The archbishop will preside over a special Mass in memory of the deceased, survivors and their families at 7 a. m. tonight in the Cathedral of San Fernando for all those “interested in running with migrants”.
Several local humanitarian and legal assistance teams worked Wednesday with survivors and their families, as well as the families of the dead. Many family members have struggled to get updates on loved ones hospitalized in San Antonio or missing.
Felicitos Garcia, owner of a grocery store in the remote network of San Miguel Huautla, in the southern Mexican state of Oaxaca, said the mother of Jose Luis Vasquez Guzman, who is hospitalized in Texas, traveled to the state capital to learn more about her son’s situation. . the status and location of your cousin.
“Life is hard here,” he said García. La people by developing their own crops such as corn, beans and wheat. Sometimes the land provides the way, and rarely not when the rains come late. There is nothing in position for other people to have other resources. People live day by day.

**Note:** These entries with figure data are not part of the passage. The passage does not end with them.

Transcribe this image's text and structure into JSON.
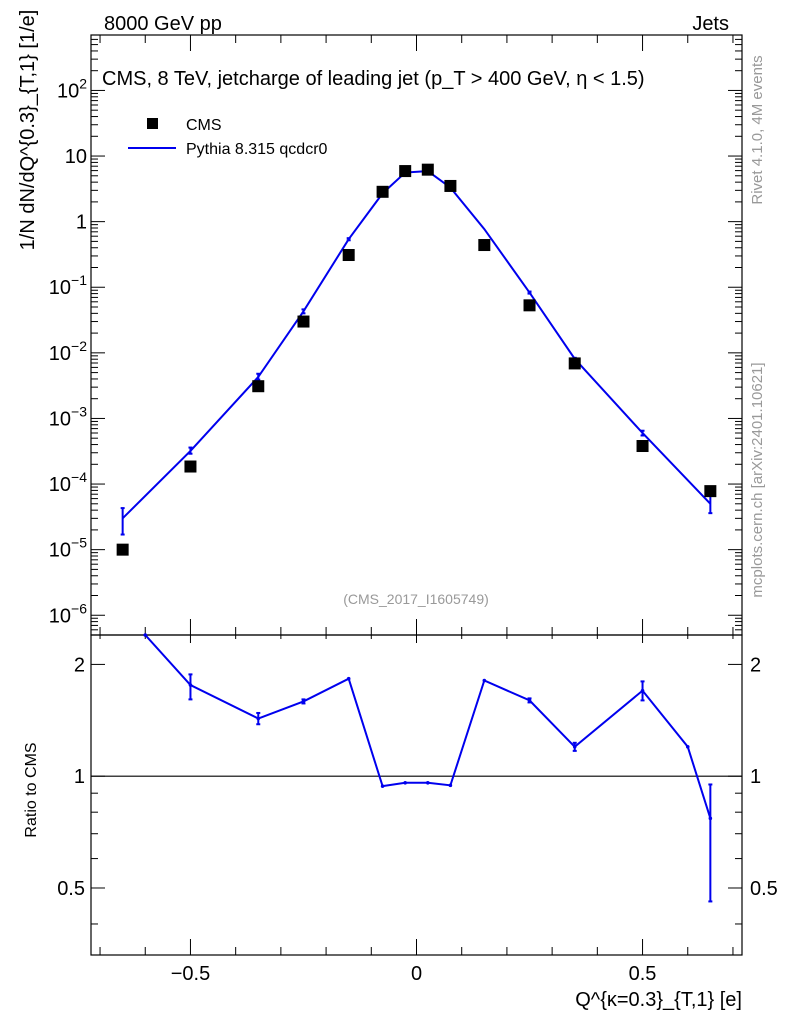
{
  "header": {
    "left": "8000 GeV pp",
    "right": "Jets"
  },
  "side": {
    "rivet": "Rivet 4.1.0,  4M events",
    "mcplots": "mcplots.cern.ch [arXiv:2401.10621]"
  },
  "chart_data": {
    "type": "scatter",
    "title": "CMS, 8 TeV, jetcharge of leading jet (p_T > 400 GeV, η < 1.5)",
    "analysis_tag": "(CMS_2017_I1605749)",
    "ylabel": "1/N dN/dQ^{0.3}_{T,1} [1/e]",
    "xlabel": "Q^{κ=0.3}_{T,1} [e]",
    "ratio_ylabel": "Ratio to CMS",
    "xlim": [
      -0.72,
      0.72
    ],
    "ylim_log": [
      5e-07,
      700
    ],
    "ratio_ylim": [
      0.33,
      2.4
    ],
    "x_ticks": [
      -0.5,
      0,
      0.5
    ],
    "x_tick_labels": [
      "−0.5",
      "0",
      "0.5"
    ],
    "ratio_ticks": [
      0.5,
      1,
      2
    ],
    "ratio_tick_labels": [
      "0.5",
      "1",
      "2"
    ],
    "legend": [
      "CMS",
      "Pythia 8.315 qcdcr0"
    ],
    "x": [
      -0.65,
      -0.5,
      -0.35,
      -0.25,
      -0.15,
      -0.075,
      -0.025,
      0.025,
      0.075,
      0.15,
      0.25,
      0.35,
      0.5,
      0.65
    ],
    "series": [
      {
        "name": "CMS",
        "style": "markers",
        "color": "#000000",
        "values": [
          1e-05,
          0.000185,
          0.0031,
          0.03,
          0.31,
          2.85,
          5.9,
          6.2,
          3.5,
          0.44,
          0.053,
          0.0069,
          0.00038,
          7.8e-05
        ]
      },
      {
        "name": "Pythia 8.315 qcdcr0",
        "style": "line",
        "color": "#0000ee",
        "values": [
          3e-05,
          0.00032,
          0.0043,
          0.043,
          0.54,
          2.7,
          5.6,
          5.9,
          3.3,
          0.77,
          0.083,
          0.0081,
          0.0006,
          5e-05
        ],
        "errors_log_hi": [
          4.3e-05,
          0.00036,
          0.0048,
          0.046,
          0.56,
          2.75,
          5.65,
          5.95,
          3.35,
          0.79,
          0.086,
          0.0084,
          0.00065,
          6.6e-05
        ],
        "errors_log_lo": [
          1.7e-05,
          0.00029,
          0.0039,
          0.04,
          0.52,
          2.65,
          5.55,
          5.85,
          3.25,
          0.75,
          0.08,
          0.0078,
          0.00055,
          3.6e-05
        ]
      }
    ],
    "ratio": {
      "x": [
        -0.6,
        -0.5,
        -0.35,
        -0.25,
        -0.15,
        -0.075,
        -0.025,
        0.025,
        0.075,
        0.15,
        0.25,
        0.35,
        0.5,
        0.6,
        0.65
      ],
      "values": [
        2.4,
        1.76,
        1.43,
        1.59,
        1.83,
        0.94,
        0.96,
        0.96,
        0.945,
        1.81,
        1.6,
        1.2,
        1.7,
        1.2,
        0.77
      ],
      "err_hi": [
        2.4,
        1.88,
        1.48,
        1.61,
        1.84,
        0.945,
        0.963,
        0.965,
        0.95,
        1.82,
        1.62,
        1.23,
        1.8,
        1.2,
        0.95
      ],
      "err_lo": [
        2.4,
        1.61,
        1.38,
        1.57,
        1.82,
        0.935,
        0.957,
        0.955,
        0.94,
        1.8,
        1.58,
        1.17,
        1.6,
        1.2,
        0.46
      ]
    },
    "y_ticks_main": [
      {
        "base": "10",
        "exp": "−6"
      },
      {
        "base": "10",
        "exp": "−5"
      },
      {
        "base": "10",
        "exp": "−4"
      },
      {
        "base": "10",
        "exp": "−3"
      },
      {
        "base": "10",
        "exp": "−2"
      },
      {
        "base": "10",
        "exp": "−1"
      },
      {
        "base": "1",
        "exp": ""
      },
      {
        "base": "10",
        "exp": ""
      },
      {
        "base": "10",
        "exp": "2"
      }
    ]
  }
}
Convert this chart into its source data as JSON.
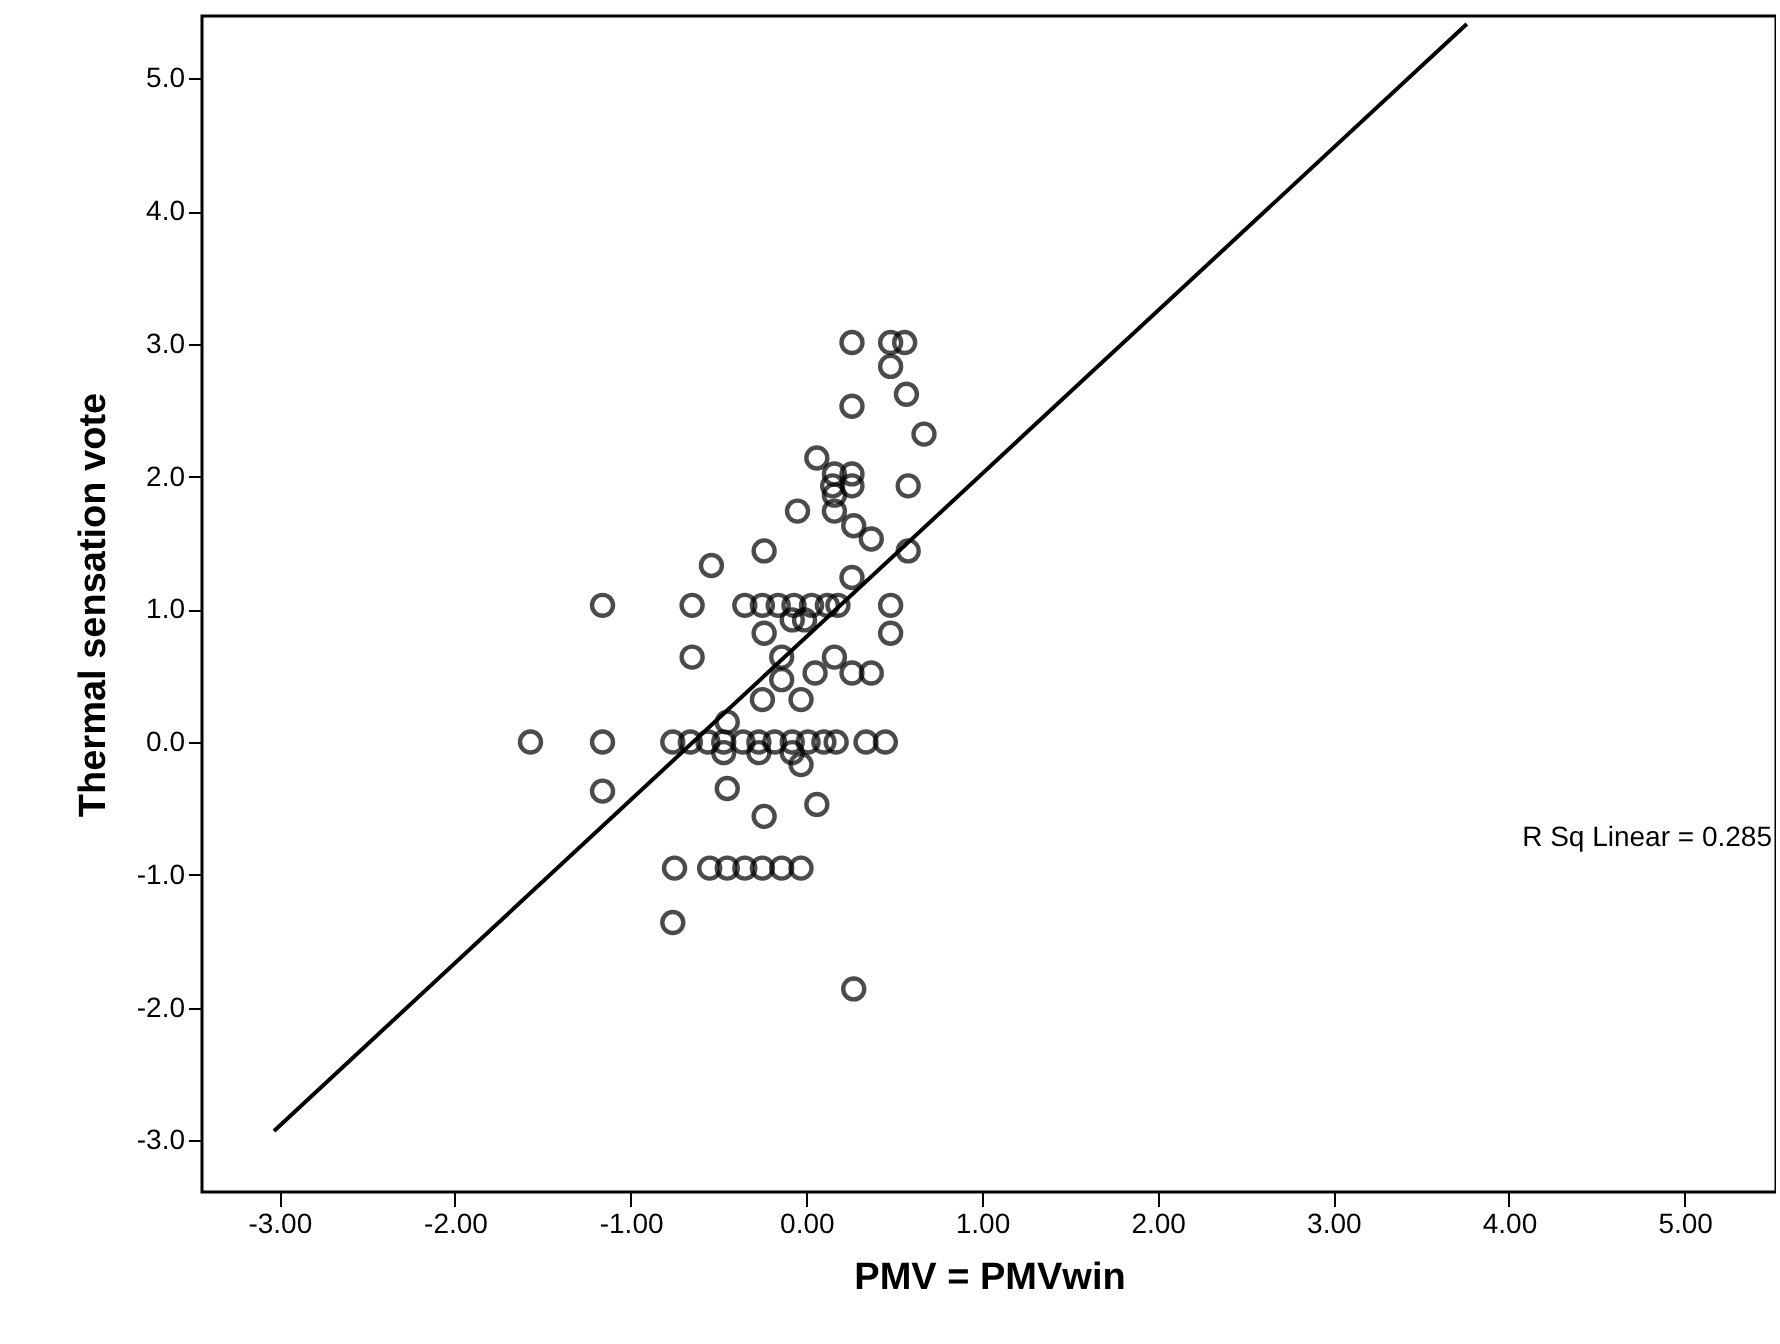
{
  "chart_data": {
    "type": "scatter",
    "xlabel": "PMV = PMVwin",
    "ylabel": "Thermal sensation vote",
    "xlim": [
      -3.44,
      5.52
    ],
    "ylim": [
      -3.39,
      5.47
    ],
    "xticks": [
      {
        "value": -3,
        "label": "-3.00"
      },
      {
        "value": -2,
        "label": "-2.00"
      },
      {
        "value": -1,
        "label": "-1.00"
      },
      {
        "value": 0,
        "label": "0.00"
      },
      {
        "value": 1,
        "label": "1.00"
      },
      {
        "value": 2,
        "label": "2.00"
      },
      {
        "value": 3,
        "label": "3.00"
      },
      {
        "value": 4,
        "label": "4.00"
      },
      {
        "value": 5,
        "label": "5.00"
      }
    ],
    "yticks": [
      {
        "value": -3,
        "label": "-3.0"
      },
      {
        "value": -2,
        "label": "-2.0"
      },
      {
        "value": -1,
        "label": "-1.0"
      },
      {
        "value": 0,
        "label": "0.0"
      },
      {
        "value": 1,
        "label": "1.0"
      },
      {
        "value": 2,
        "label": "2.0"
      },
      {
        "value": 3,
        "label": "3.0"
      },
      {
        "value": 4,
        "label": "4.0"
      },
      {
        "value": 5,
        "label": "5.0"
      }
    ],
    "grid": false,
    "marker": "circle",
    "annotations": [
      "R Sq Linear = 0.285"
    ],
    "series": [
      {
        "color": "#000000",
        "x": [
          -1.57,
          -1.16,
          -0.76,
          -0.66,
          -0.56,
          -0.47,
          -0.36,
          -0.27,
          -0.18,
          -0.08,
          0.01,
          0.1,
          0.17,
          0.34,
          0.45,
          -0.47,
          -0.27,
          -0.08,
          -0.03,
          -0.45,
          -0.25,
          -0.03,
          -0.14,
          0.05,
          0.26,
          0.37,
          -0.65,
          -0.14,
          0.16,
          -0.24,
          0.48,
          -0.08,
          -0.01,
          -1.16,
          -0.65,
          -0.35,
          -0.25,
          -0.16,
          -0.07,
          0.03,
          0.12,
          0.18,
          0.48,
          0.26,
          -0.54,
          -0.24,
          0.58,
          0.37,
          0.27,
          -0.05,
          0.16,
          0.16,
          0.15,
          0.26,
          0.58,
          0.26,
          0.48,
          0.56,
          0.48,
          0.57,
          0.26,
          0.67,
          0.06,
          0.16,
          0.26,
          -1.16,
          -0.45,
          -0.24,
          0.06,
          -0.75,
          -0.55,
          -0.45,
          -0.35,
          -0.25,
          -0.14,
          -0.03,
          -0.76,
          0.27
        ],
        "values": [
          0,
          0,
          0,
          0,
          0,
          0,
          0,
          0,
          0,
          0,
          0,
          0,
          0,
          0,
          0,
          -0.08,
          -0.08,
          -0.08,
          -0.17,
          0.15,
          0.32,
          0.32,
          0.47,
          0.52,
          0.52,
          0.52,
          0.64,
          0.64,
          0.64,
          0.82,
          0.82,
          0.92,
          0.92,
          1.03,
          1.03,
          1.03,
          1.03,
          1.03,
          1.03,
          1.03,
          1.03,
          1.03,
          1.03,
          1.24,
          1.33,
          1.44,
          1.44,
          1.53,
          1.63,
          1.74,
          1.74,
          1.86,
          1.93,
          1.93,
          1.93,
          3.01,
          3.01,
          3.01,
          2.83,
          2.62,
          2.53,
          2.32,
          2.14,
          2.02,
          2.02,
          -0.37,
          -0.35,
          -0.56,
          -0.47,
          -0.95,
          -0.95,
          -0.95,
          -0.95,
          -0.95,
          -0.95,
          -0.95,
          -1.36,
          -1.86
        ]
      },
      {
        "type": "line",
        "marker": "none",
        "color": "#000000",
        "x": [
          -3.03,
          3.76
        ],
        "values": [
          -2.93,
          5.41
        ]
      }
    ]
  }
}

Natalia Trotter, managing attorney for RAICES, said the San Antonio immigrant rights organization was one of the first to arrive monday on Quintana Road near Joint Base San Antonio-Lackland. But the next day, the organization did not have access to any of the migrants who had been transferred to hospitals in the area.
“What’s unfortunate is that we haven’t been to provide representation on the scene and we haven’t been to meet the migrants yet,” said Trotter, founded in Corpus Christi. “But as soon as we touch them, as soon as they are out of a critical state, we are in a position to step in and provide any kind of legal representation. “
For now, RAICES is tracking patients’ progress.
Trotter said the organization seeks to ensure that certain survivors have due process under U. S. law. Immigrants have strong arguments for staying in the United States, he said, despite the option immigration officials will evaluate to expedite their deportation.
In 2020, government officials enacted Title 42, an emergency public fitness ordinance that the federal government can deny to migrants seeking asylum in the event of a pandemic. Trotter said he feared the survivors would be deported under the order.
“We’ve taken a close look at the Department of Homeland Security, so it still makes us nervous because we don’t need anyone to be deported without getting data or representation,” Trotter said.
The Associated Press contributed to this report.
Instead of preventing the program immediately, they let it fade over the course of a year. Now, a surge of applicants has rushed to ask for billions more in last-minute tax breaks.